Embattled estate agency Countrywide has reported a loss of £208.1m in its preliminary full year results for 2017.
Countrywide said the huge post-tax loss reflected £225.9m of “principally non-cash exceptional charges for goodwill, intangible and other asset impairments”.
Income for the year fell to £671.9m, down 8.8% on 2016, which it attributed to poor performance in its sales and lettings division. Pre-tax earnings were down 45% to £26.4m.
Chief executive Alison Platt announced her resignation from the company in January, with executive chairman Peter Long taking over in the meantime. He said the group would be undertaking a “back to basics” approach, with Paul Creffield also being promoted to group operations director.
Long said: “The underperformance of our business over the last three years has resulted in us making significant management change in the group. Industry expertise in all areas of our business is key. Within sales and lettings, the previous strategy resulted in us losing a lot of that expertise.

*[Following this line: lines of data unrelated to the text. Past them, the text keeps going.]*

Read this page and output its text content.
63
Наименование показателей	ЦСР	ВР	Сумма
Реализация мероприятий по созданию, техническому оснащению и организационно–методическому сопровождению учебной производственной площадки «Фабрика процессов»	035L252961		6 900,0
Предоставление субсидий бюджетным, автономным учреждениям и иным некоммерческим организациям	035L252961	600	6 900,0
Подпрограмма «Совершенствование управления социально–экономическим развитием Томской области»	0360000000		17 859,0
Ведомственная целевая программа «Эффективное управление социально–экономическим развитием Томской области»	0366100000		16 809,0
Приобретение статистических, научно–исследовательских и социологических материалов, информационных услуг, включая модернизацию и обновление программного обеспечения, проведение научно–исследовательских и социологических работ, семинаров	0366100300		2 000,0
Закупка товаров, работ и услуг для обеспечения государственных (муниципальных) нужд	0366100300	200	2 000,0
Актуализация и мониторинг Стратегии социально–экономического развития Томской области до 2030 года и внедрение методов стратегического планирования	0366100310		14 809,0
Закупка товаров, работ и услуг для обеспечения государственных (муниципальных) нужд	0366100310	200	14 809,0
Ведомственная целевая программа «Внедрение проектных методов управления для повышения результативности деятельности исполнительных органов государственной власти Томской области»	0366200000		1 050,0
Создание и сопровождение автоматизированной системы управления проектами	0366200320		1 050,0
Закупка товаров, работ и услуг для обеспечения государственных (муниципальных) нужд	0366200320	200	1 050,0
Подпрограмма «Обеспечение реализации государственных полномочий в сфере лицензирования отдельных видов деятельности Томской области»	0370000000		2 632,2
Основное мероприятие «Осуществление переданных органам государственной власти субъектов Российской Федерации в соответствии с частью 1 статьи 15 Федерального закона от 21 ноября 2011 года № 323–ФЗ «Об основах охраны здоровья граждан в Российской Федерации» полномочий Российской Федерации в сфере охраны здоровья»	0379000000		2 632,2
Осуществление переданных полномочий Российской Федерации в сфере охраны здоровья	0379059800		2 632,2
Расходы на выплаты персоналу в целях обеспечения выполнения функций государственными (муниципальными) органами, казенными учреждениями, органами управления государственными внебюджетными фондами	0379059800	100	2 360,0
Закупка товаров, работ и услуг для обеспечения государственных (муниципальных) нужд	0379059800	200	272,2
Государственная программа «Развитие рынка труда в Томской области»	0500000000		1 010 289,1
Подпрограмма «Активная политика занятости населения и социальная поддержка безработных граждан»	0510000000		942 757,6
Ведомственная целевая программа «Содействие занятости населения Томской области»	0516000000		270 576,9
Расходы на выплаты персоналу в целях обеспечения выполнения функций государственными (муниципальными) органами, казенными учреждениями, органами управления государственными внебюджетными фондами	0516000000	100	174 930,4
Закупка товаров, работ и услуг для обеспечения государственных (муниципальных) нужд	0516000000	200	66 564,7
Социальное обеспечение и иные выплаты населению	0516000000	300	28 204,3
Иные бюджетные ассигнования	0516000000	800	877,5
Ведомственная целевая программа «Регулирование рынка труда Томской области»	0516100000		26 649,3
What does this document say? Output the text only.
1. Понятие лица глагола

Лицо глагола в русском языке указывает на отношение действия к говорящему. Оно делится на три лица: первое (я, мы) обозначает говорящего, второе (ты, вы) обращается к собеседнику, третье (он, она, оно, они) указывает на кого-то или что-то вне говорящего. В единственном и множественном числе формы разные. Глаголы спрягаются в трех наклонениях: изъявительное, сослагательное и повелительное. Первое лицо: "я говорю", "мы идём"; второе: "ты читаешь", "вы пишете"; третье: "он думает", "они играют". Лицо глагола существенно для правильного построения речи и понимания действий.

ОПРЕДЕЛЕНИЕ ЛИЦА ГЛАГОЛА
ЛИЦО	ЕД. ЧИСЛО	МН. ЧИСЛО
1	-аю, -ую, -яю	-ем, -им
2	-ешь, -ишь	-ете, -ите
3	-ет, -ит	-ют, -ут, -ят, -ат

“In the group, we are fortunate in that we have an industry veteran, Paul Creffield, who has been promoted to the role of group operations director. His deep understanding of the market and operations means that we have quickly been able to identify what we need to do to begin addressing our underperformance.
“We believe these business units are fixable, we know what we have to do to restore them and the steps to take that should result in a return to profitable growth. This will take time but ultimately there will be much upside for our group and our shareholders, whose patience has been sorely tested recently.”
Of the £225.9m incurred in exceptional charges, £7.9m was through redundancy costs and cost optimisation, while exceptional impairment charges against goodwill accounted for £192.3m, and against brands names £12.9m.
Of the £192.3m, Countrywide said: “Goodwill impairment charges of £151.3m and £41m respectively have been made in relation to the UK and London cash-generating units following an assessment of the recoverable value against the carrying value.”
Lambert Smith Hampton, which the group owns, saw a relatively successful year.
Countrywide said: “Despite the challenging uncertain economic and political environment during 2017, Lambert Smith Hampton, our commercial business, delivered a strong performance. LSH retained every major customer that came up for renewal in 2017. Revenue saw a marginal 0.2% increase year on year, with adjusted EBITDA increasing by 9.6%.”